Soft Skill Requirements:

  • Excellent written and verbal communication skills to interact with cross-functional teams and explain complex denial cases.

  • Detail-oriented with a proactive problem-solving approach.

  • Capable of working both independently and collaboratively in a high-volume, performance-driven environment.

  • High adaptability and eagerness to stay updated with payer policies and regulatory changes.

Preferred Skills:

  • Exposure to Medicare, Medicaid, and commercial payer workflows.

  • Experience in appeal writing and supporting payer audits.

  • Familiarity with maintaining or contributing to a denial runbook or appeals log

Details:

  • Work Shift: Night (On-site)

  • Weekdays: Monday to Friday

Commure + Athelas is committed to creating and fostering a diverse team. We are open to all backgrounds and levels of experience, and believe that great people can always find a place. We are committed to providing reasonable accommodations to all applicants throughout the application process.

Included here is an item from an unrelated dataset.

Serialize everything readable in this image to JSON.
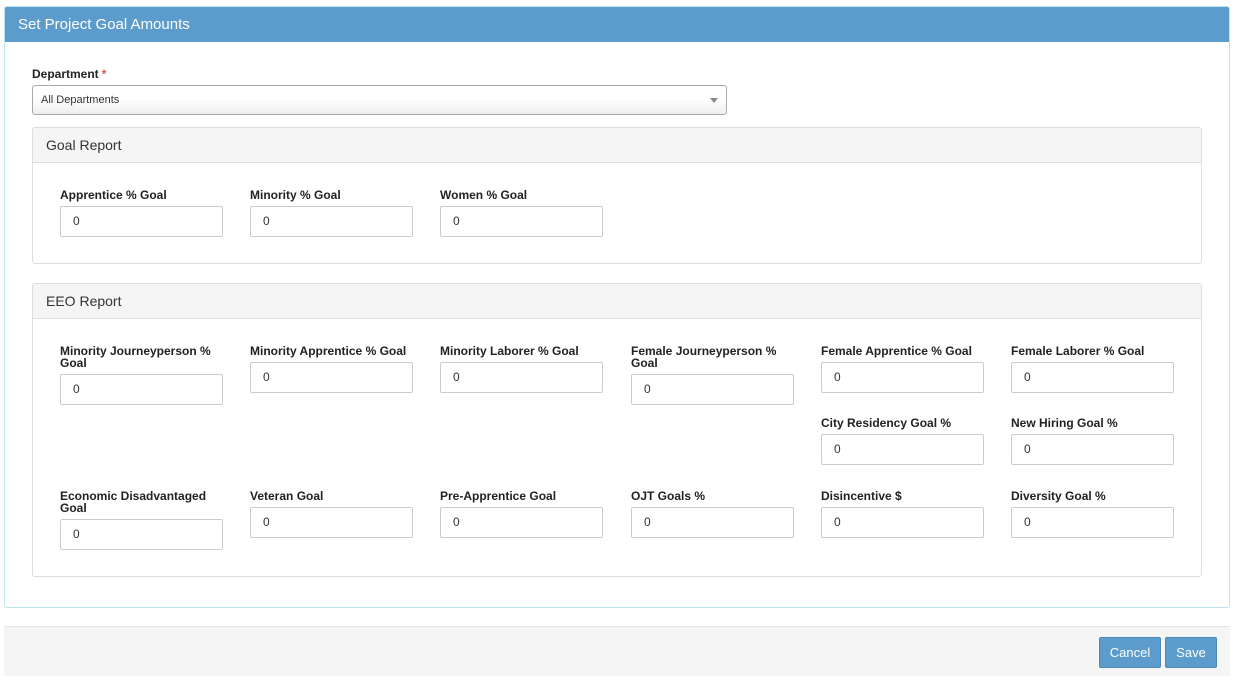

Please be aware that all official communication from us will come exclusively from email addresses ending in @getathelas.com, @commure.com or @augmedix.com. Any emails from other domains are not affiliated with our organization.


Employees will act in accordance with the organization’s information security policies, to include but not limited to protecting assets from unauthorized access, disclosure, modification, destruction or interference nor execute particular security processes or activities. Employees will report to the information security office any confirmed or potential events or other risks to the organization. Employees will be required to attest to these requirements upon hire and on an annual basis.